About 200 protesters staged a pro-Palestinian rally in response, and police from nearby Lincolnwood arrested a man who they said fired a shot after being “confronted by numerous individuals.” The man, who the police said had a license to carry a gun, was later released without being charged, and police did not provide his name. Lincolnwood’s deputy chief, Travis Raypole, said media reports that the man had driven a car into the group were erroneous.
The person seen being beaten to the ground in a video that got thousands of views on social media was identified as Peter Christos, a staff member of the pro-MAGA Christian nationalist group Turning Point USA. Christos said on X (formerly Twitter) that he was attacked by “pro-Hamas” protesters while escorting an elderly Jewish couple into the Israel event.
The video shows Christos being tackled and punched by individuals carrying Palestinian flags. A post by the group StopAntisemitism erroneously described Christos as Jewish; Turning Point founder Charlie Kirk said on X that Christos is Christian. Neither Christos nor Turning Point responded to queries from the Forward.

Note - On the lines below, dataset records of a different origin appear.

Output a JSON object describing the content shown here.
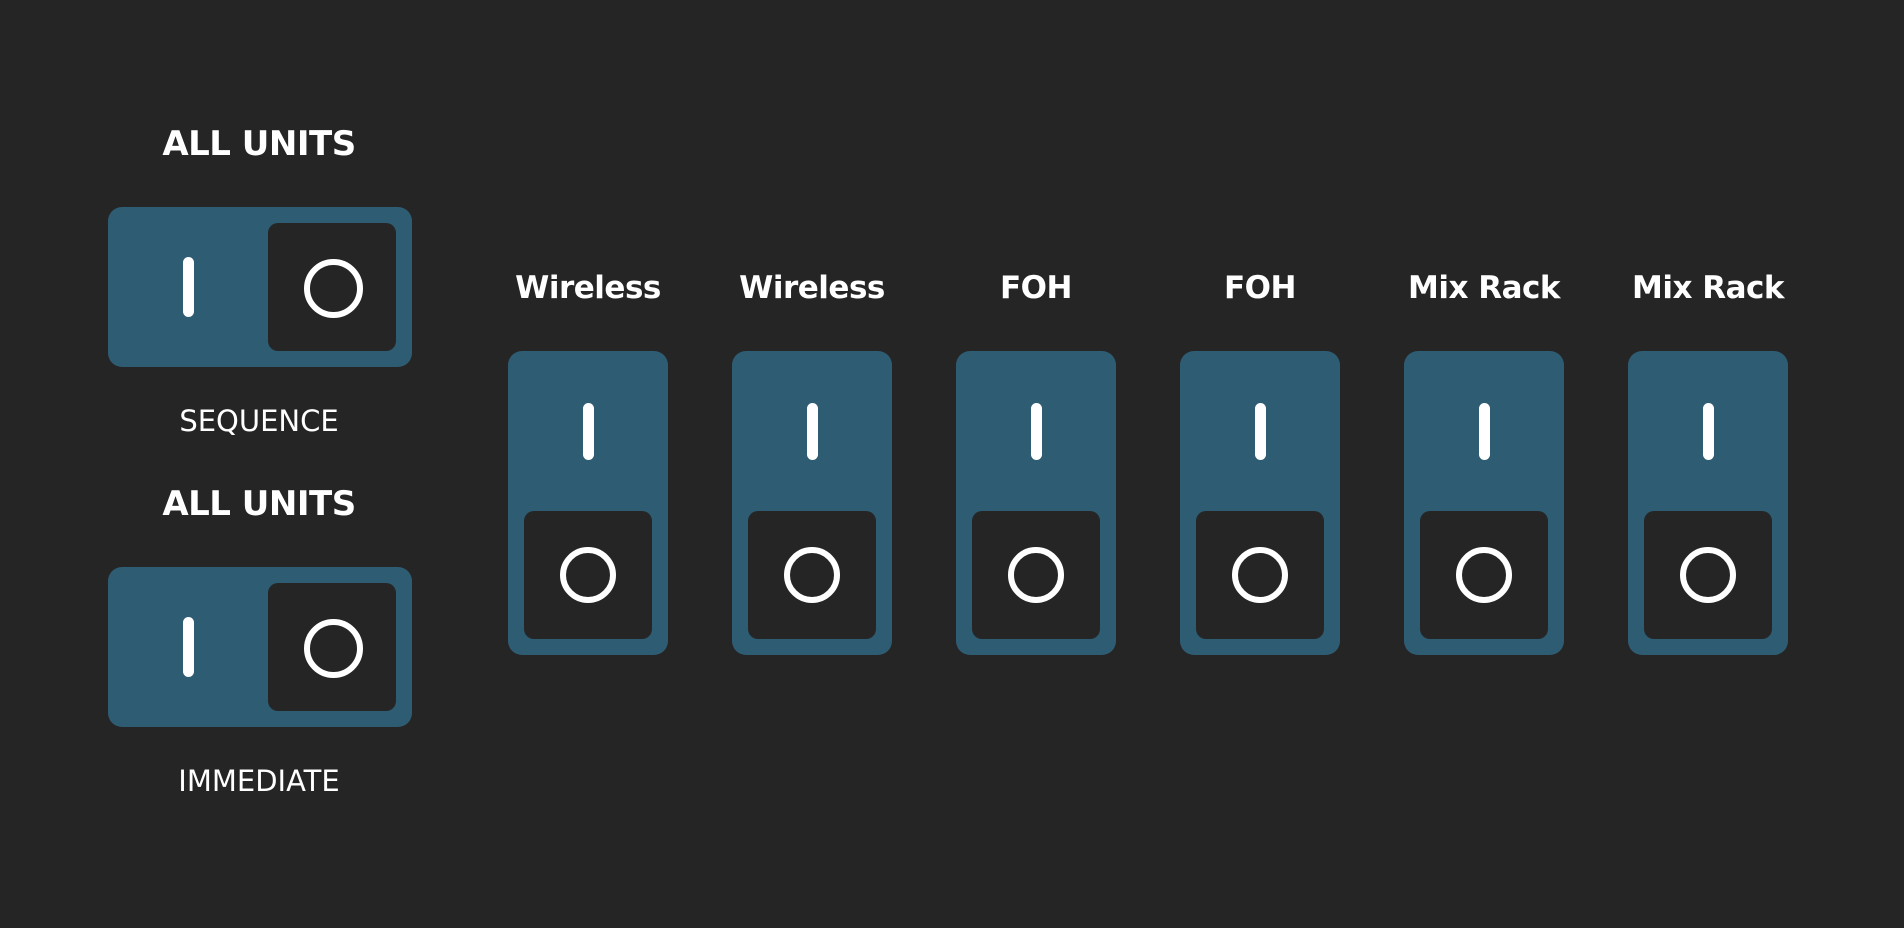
{
  "master": {
    "sequence": {
      "title": "ALL UNITS",
      "caption": "SEQUENCE",
      "state": "off"
    },
    "immediate": {
      "title": "ALL UNITS",
      "caption": "IMMEDIATE",
      "state": "off"
    }
  },
  "units": [
    {
      "label": "Wireless",
      "state": "off"
    },
    {
      "label": "Wireless",
      "state": "off"
    },
    {
      "label": "FOH",
      "state": "off"
    },
    {
      "label": "FOH",
      "state": "off"
    },
    {
      "label": "Mix Rack",
      "state": "off"
    },
    {
      "label": "Mix Rack",
      "state": "off"
    }
  ],
  "icons": {
    "on": "power-on-bar-icon",
    "off": "power-off-ring-icon"
  },
  "colors": {
    "background": "#252525",
    "switch_body": "#2e5c72",
    "switch_pad": "#252525",
    "symbol": "#ffffff"
  }
}
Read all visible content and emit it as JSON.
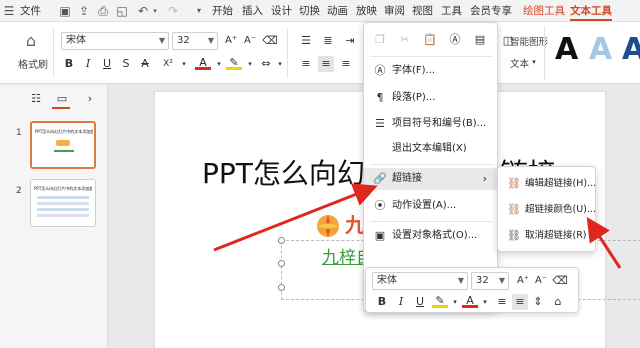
{
  "menubar": {
    "file": "文件",
    "items": [
      "开始",
      "插入",
      "设计",
      "切换",
      "动画",
      "放映",
      "审阅",
      "视图",
      "工具",
      "会员专享",
      "绘图工具",
      "文本工具"
    ]
  },
  "ribbon": {
    "format_painter": "格式刷",
    "font_name": "宋体",
    "font_size": "32",
    "smart_shape": "智能图形",
    "text_label": "文本"
  },
  "slides": [
    {
      "number": "1",
      "title": "PPT怎么向幻灯片中的文本添加超链接"
    },
    {
      "number": "2",
      "title": "PPT怎么向幻灯片中的文本添加超链接"
    }
  ],
  "slide": {
    "title_left": "PPT怎么向幻",
    "title_right": "链接",
    "logo_text": "九",
    "link_text": "九梓自科全说"
  },
  "context_menu": {
    "items": [
      {
        "label": "字体(F)...",
        "icon": "font-icon"
      },
      {
        "label": "段落(P)...",
        "icon": "paragraph-icon"
      },
      {
        "label": "项目符号和编号(B)...",
        "icon": "bullets-icon"
      },
      {
        "label": "退出文本编辑(X)",
        "icon": ""
      },
      {
        "label": "超链接",
        "icon": "hyperlink-icon"
      },
      {
        "label": "动作设置(A)...",
        "icon": "action-icon"
      },
      {
        "label": "设置对象格式(O)...",
        "icon": "format-object-icon"
      }
    ]
  },
  "submenu": {
    "items": [
      {
        "label": "编辑超链接(H)...",
        "icon": "edit-link-icon"
      },
      {
        "label": "超链接颜色(U)...",
        "icon": "link-color-icon"
      },
      {
        "label": "取消超链接(R)",
        "icon": "remove-link-icon"
      }
    ]
  },
  "mini_toolbar": {
    "font_name": "宋体",
    "font_size": "32"
  },
  "colors": {
    "accent": "#d24726",
    "arrow": "#e0261d",
    "link": "#3a9a3a"
  }
}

A second individual was arrested in Skokie for pepper-spraying a crowd, according to Skokie police, who charged Zevulen Ebert with aggravated battery and committing a hate crime in connection with the incident. The Chicago Sun-Times said the spray hit one of their reporters, a police officer and pro-Palestinian protesters, and that the assailant wore an Israeli flag as a cape. Police did not confirm those details.
The infamous court case: Nazis and free speech
Skokie, located about 13 miles from Chicago, made headlines in the late 1970s when neo-Nazis sought to march there. The village refused permission and the American Civil Liberties Union, representing the National Socialist Party of America on free speech grounds, took the case to the U.S. Supreme Court. The court famously ruled that the display of swastikas is permitted under the First Amendment and that the village could not block the march. The march did not ultimately take place, but Skokie has been associated with the case ever since.
At the time, more than half of Skokie’s 70,000 residents were Jewish, including some 7,000 Holocaust survivors. Today, about 28% of the population identifies as Jewish. The village is also home to a dozen synagogues and a Holocaust museum.
Other recent acts of hate
Sunday’s pro-Palestinian rally was organized by the U.S. Palestinian Community Network. The group’s national chair, Hatem Abudayyeh, told The Associated Press that the rally was staged to push back against acts of hate. “This is a concern we’re having across the country,” Abudayyeh said. “Palestinians, whether at protests or living their daily lives, are being attacked.”
On Oct. 14, a landlord in Plainfield, Illinois, was charged with murdering a 6-year-old Palestinian boy who lived downstairs.
Jews have also been targeted. The Illinois comptroller’s office fired attorney Sarah Chowdhury, who was also president of the South Asian Bar Association, after she reportedly left threatening comments on a Jewish lawyer’s Instagram page, including, “Hitler should have eradicated all of you.”
And an Oct. 19 student “sit-in” at Niles West High School in Skokie planned as a peaceful event by Jewish and Muslim student groups ended with students chanting, “From the river to the sea, Palestine will be free.” The principal later sent out an email acknowledging that while most of the sit-in unfolded in a “peaceful and respectful manner,” a small group chanted “disparaging remarks.”
The Anti-Defamation League reported a 21% increase in antisemitic activity in the United States since the Oct. 7 massacres by Hamas and Israel’s response.
Illinois Gov. J.B. Pritzker, who is Jewish, held a press conference Monday with the Arab American Bar Association and others to condemn acts of hate and plead for peace.
“I realize there are things happening in the world away that affect people’s reactions, emotional and otherwise,” Pritzker said. “But, again, we live here. We are all neighbors with one another. Illinoisans stand up for one another.”